ECE2022 Poster Presentations Thyroid (136 abstracts)
1Centro Hospitalar e Universitário de Coimbra, Endocrinology Department, Coimbra, Portugal
Introduction: Alemtuzumab is a humanized anti-CD52 monoclonal antibody approved for the treatment of relapsing−remitting multiple sclerosis (RRMS). Through an immune reconstitution mechanism, it leads to thyroid autoimmunity in 35% of cases, with Graves disease (GD) being the most common presentation. Alemtuzumab-induced GD exhibits distinctive clinical and immunological features, with rarely reported cases of fluctuating thyroid status with documented both blocking (TBAb) and stimulating (TSAb) TRAb.

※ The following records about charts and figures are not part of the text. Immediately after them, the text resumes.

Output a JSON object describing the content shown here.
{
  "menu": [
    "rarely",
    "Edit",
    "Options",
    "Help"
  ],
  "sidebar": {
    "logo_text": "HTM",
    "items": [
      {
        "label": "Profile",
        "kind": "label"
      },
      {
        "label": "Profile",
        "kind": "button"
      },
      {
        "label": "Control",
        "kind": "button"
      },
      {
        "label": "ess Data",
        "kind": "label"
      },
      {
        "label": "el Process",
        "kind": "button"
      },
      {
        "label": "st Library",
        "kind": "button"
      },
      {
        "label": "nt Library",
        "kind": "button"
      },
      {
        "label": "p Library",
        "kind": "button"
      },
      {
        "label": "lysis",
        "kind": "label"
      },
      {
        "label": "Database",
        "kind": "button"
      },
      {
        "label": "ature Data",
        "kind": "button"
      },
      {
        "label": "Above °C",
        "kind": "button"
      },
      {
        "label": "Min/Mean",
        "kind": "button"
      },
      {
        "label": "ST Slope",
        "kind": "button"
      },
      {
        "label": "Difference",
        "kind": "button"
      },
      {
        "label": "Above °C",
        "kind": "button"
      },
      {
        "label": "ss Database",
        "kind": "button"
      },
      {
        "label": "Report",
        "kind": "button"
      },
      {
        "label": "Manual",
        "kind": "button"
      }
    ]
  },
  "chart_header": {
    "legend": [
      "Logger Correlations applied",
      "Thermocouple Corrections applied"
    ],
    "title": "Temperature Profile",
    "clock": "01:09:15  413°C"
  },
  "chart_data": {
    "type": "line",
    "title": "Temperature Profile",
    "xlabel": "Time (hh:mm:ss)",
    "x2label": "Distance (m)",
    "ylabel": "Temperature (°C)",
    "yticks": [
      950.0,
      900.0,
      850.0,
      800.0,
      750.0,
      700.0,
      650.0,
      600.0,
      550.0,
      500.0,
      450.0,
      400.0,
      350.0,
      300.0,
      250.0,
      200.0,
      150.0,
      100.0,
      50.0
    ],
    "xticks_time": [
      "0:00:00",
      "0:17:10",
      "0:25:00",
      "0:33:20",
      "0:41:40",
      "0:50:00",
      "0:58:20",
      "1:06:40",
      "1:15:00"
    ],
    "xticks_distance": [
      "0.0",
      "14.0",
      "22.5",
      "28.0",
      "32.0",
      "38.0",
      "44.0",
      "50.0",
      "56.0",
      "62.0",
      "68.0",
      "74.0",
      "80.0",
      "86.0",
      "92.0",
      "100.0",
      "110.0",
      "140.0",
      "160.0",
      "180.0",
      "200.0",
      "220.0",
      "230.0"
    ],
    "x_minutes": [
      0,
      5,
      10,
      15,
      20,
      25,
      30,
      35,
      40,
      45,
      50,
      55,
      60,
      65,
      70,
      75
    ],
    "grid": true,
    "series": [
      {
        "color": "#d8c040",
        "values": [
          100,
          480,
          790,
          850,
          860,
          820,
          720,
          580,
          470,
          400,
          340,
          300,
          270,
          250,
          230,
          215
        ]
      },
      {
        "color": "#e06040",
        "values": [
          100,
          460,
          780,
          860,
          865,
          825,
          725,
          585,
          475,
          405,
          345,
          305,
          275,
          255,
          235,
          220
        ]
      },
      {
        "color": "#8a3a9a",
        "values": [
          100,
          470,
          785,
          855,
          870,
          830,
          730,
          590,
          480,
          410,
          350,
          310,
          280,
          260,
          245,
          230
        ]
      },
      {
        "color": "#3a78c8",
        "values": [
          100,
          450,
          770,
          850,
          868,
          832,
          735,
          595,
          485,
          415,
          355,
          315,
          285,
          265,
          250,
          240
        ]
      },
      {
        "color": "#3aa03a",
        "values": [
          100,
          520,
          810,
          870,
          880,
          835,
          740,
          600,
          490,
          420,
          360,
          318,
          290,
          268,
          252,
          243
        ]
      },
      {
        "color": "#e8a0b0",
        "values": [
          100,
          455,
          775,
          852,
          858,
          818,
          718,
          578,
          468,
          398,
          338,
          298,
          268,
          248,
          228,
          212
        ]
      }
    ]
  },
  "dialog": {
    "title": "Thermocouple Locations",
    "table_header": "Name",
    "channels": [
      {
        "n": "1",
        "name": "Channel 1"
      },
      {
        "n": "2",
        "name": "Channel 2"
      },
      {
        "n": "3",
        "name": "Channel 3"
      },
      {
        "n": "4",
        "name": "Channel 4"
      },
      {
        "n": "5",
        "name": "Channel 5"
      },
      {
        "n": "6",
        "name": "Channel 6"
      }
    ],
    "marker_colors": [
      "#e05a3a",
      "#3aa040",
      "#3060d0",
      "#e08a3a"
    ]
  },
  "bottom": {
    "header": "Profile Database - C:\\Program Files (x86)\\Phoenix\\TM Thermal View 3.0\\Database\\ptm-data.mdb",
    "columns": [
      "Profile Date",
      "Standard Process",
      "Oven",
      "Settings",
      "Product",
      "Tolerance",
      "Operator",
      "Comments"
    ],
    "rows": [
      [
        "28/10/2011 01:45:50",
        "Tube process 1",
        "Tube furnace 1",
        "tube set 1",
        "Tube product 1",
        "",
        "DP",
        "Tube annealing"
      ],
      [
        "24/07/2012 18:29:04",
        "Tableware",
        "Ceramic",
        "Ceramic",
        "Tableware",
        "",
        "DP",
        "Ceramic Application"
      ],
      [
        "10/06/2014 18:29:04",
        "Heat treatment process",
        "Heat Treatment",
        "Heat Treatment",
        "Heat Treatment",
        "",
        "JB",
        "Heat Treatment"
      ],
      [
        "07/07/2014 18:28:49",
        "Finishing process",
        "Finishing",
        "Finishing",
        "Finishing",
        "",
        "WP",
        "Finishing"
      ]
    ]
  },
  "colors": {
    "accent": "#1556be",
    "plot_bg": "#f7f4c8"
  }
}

Case description: A 48-year-old woman, diagnosed with RRMS at the age of 33, underwent the first and second cycle of alemtuzumab in 2019 and 2020, respectively. Neither the patient nor her relatives had history of thyroid disease. Clinical and medication history were otherwise unremarkable. Almost 12 months after treatment, she complained about exacerbated fatigue, and was referred to the endocrinology appointment for altered function tests. Clinical examination revealed a non-pulsatile goiter, with no evident signs of orbitopathy (Clinical Activity Score 0). Laboratory workup showed TSH 0.004 mUI/ml (0.4-4), fT4 2.2 ng/dl (0.7-1.5), fT3 5.1 pg/ml (1.8-4.2), TRAb 110 U/l (<1.0) TSAb 40 U/l (<0.1) and anti-TPO 916 UI/ml (<5.6). Thyroid ultrasound excluded nodules. She started treatment with methimazole (MMI) 5 mg/day. Two months after, analytical follow-up revealed TSH 0.29 mUI/ml, fT3 2.1 pg/ml, fT4 0.60 ng/dl and was told to stop MMI. The patient was reevaluated in 2 months, under no therapy, with worsening of fatigue and palpebral oedema, with TSH 93 mUI/ml, fT4 <0.40 ng/dl, fT3 <1.0 pg/ml, TRAb 98 U/l, TSAb 7.3 U/l. At this point she started levothyroxine (LT4) with progressive doses up to 75 micrograms/day. Six months later, TSH was <0.004 mUI/ml, fT4 1.4 ng/ml, TRAbs 3.1 U/l, TSAb 2.7 U/l and LT4 was stopped. Thereafter, thyroid function kept switching unexpectedly between hyper and hypothyroidism, and was finally proposed to treatment with radioiodine (RAI). Six weeks after RAI, with no other therapy, TSH was 68 mUI/ml, fT4 <0.40 ng/dl, TRAbs 10 U/l, TSAb 7.3 U/l, and LT4 was re-started in progressive doses.
Conclusion: We present a case of alemtuzumab-induced GD with unexpected fluctuations from hyperthyroidism to hypothyroidism, not explained by omission or changes in therapy. There was evidence of periods were TRAb level were rising but TSAb levels were decreasing, which may be explained by the presence of TBAb in circulation. Our case report emphasizes the need for close monitoring of thyroid function in patients with alemtuzumab-induced GD, as maintaining euthyroidism in these patients may represent a challenge.